Все тут еще напоминало те моменты неравной борьбы, когда с одной стороны — стояла земная мощь кулака, многочисленный, вооруженный, ловкий, гордый победами шведский солдат, а с другой — горсточка монахов, кучка людей, собранных судьбою под знамя Божией Матери.

Шведы всюду побеждавшие, в конце концов должны были удалиться ни с чем, потеряв свои силы на осаду маленькой крепости, защищаемой незримой силой.

Рассказы со этой обороне, имя Кордецкого, придавали этой местности новый блеск, окружили благословенную святыню на нерушимой твердыне еще более ярким ореолом, далеко захватывающим своими лучами. Везде в монастыре можно было встретить еще свежие воспоминания о днях героической борьбы, страданий, недостатка в средствах и тревог, чередовавшихся надеждами.
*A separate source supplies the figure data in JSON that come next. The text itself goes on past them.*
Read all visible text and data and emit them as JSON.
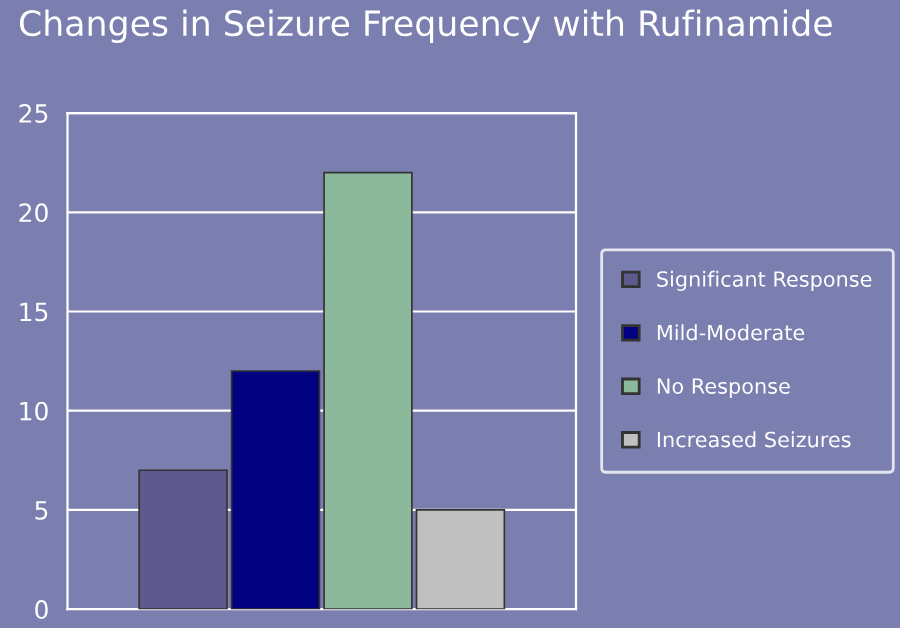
{
  "chart_data": {
    "type": "bar",
    "title": "Changes in Seizure Frequency with Rufinamide",
    "categories": [
      null
    ],
    "series": [
      {
        "name": "Significant Response",
        "color": "#5e5a8e",
        "values": [
          7
        ]
      },
      {
        "name": "Mild-Moderate",
        "color": "#000080",
        "values": [
          12
        ]
      },
      {
        "name": "No Response",
        "color": "#8cb89c",
        "values": [
          22
        ]
      },
      {
        "name": "Increased Seizures",
        "color": "#c0c0c0",
        "values": [
          5
        ]
      }
    ],
    "ylim": [
      0,
      25
    ],
    "yticks": [
      0,
      5,
      10,
      15,
      20,
      25
    ],
    "grid": "y",
    "legend": "right"
  }
}
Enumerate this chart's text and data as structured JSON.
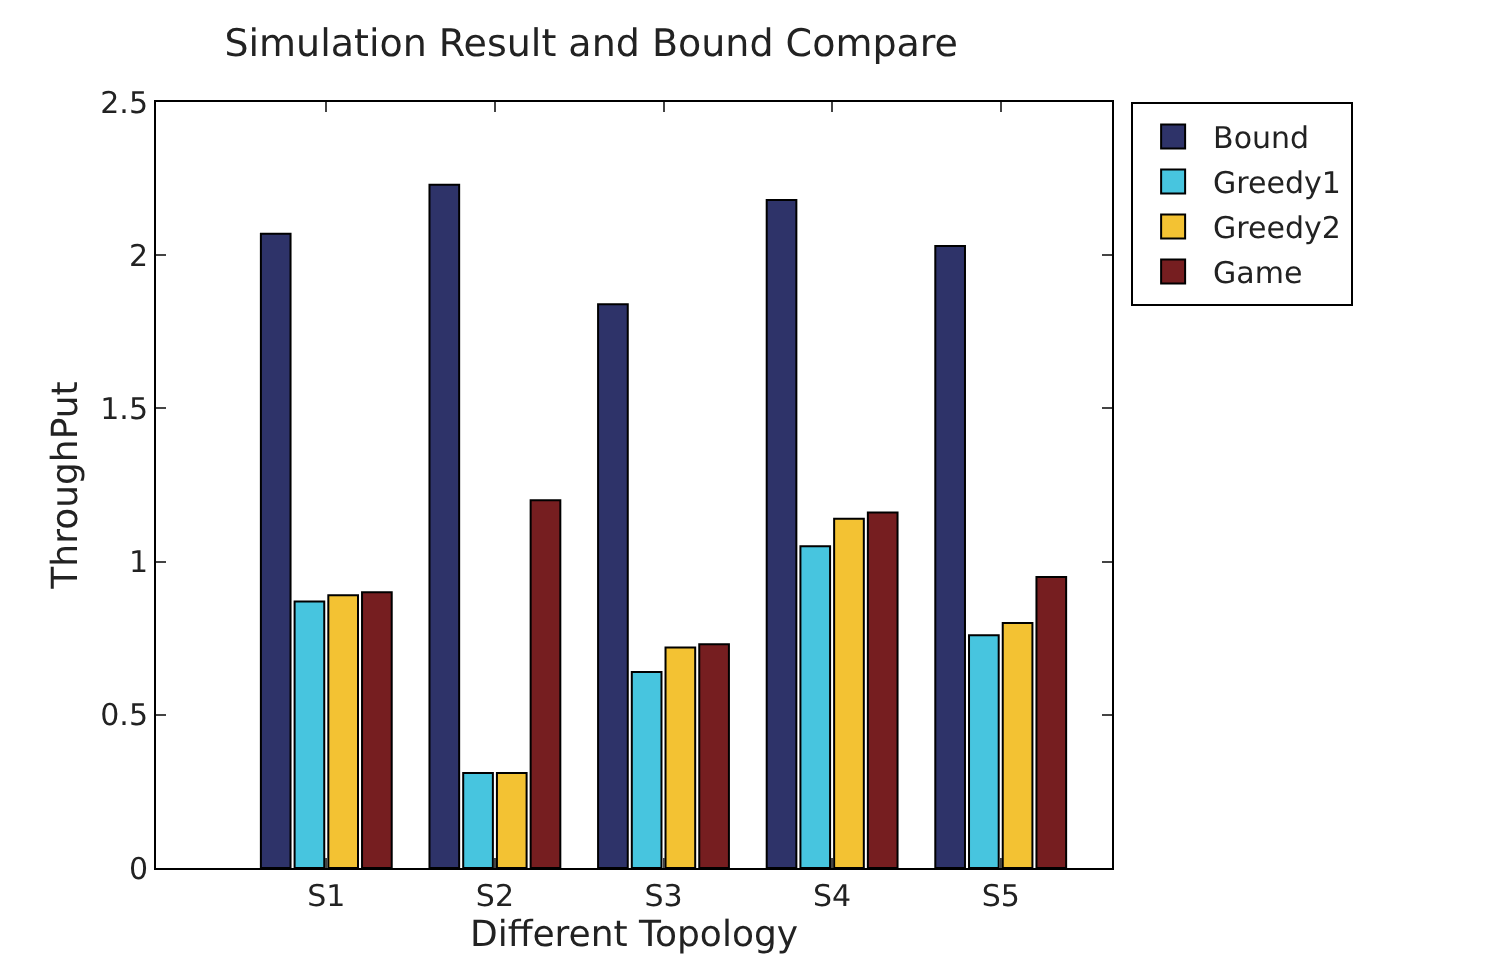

Только там, где этого требовала безопасность, заделывались пробоины, заполнялись зазубрины, закрывались почетные раны; в остальных местах торчали в стенах бессильные пули, виднелись пути и следы снарядов, которые разбились о слабые стены костела и монастыря.

Живы еще были люди, которые здесь сражались и были свидетелями этих дней, озолоченных, подобно древним сказаниям, блеском легенд, сиянием чудес.

Не было на дворах при угловых башнях и на папертях места, с которым не было бы связано какое- либо воспоминание. Престарелые обитатели монастырской богадельни указывали дрожащими руками место, на котором стоял Кордецкий, или через которое пытались проникнуть шведы. Маленькие пушки, теперь немые, отдыхали на стенах, которые они так победно защитили.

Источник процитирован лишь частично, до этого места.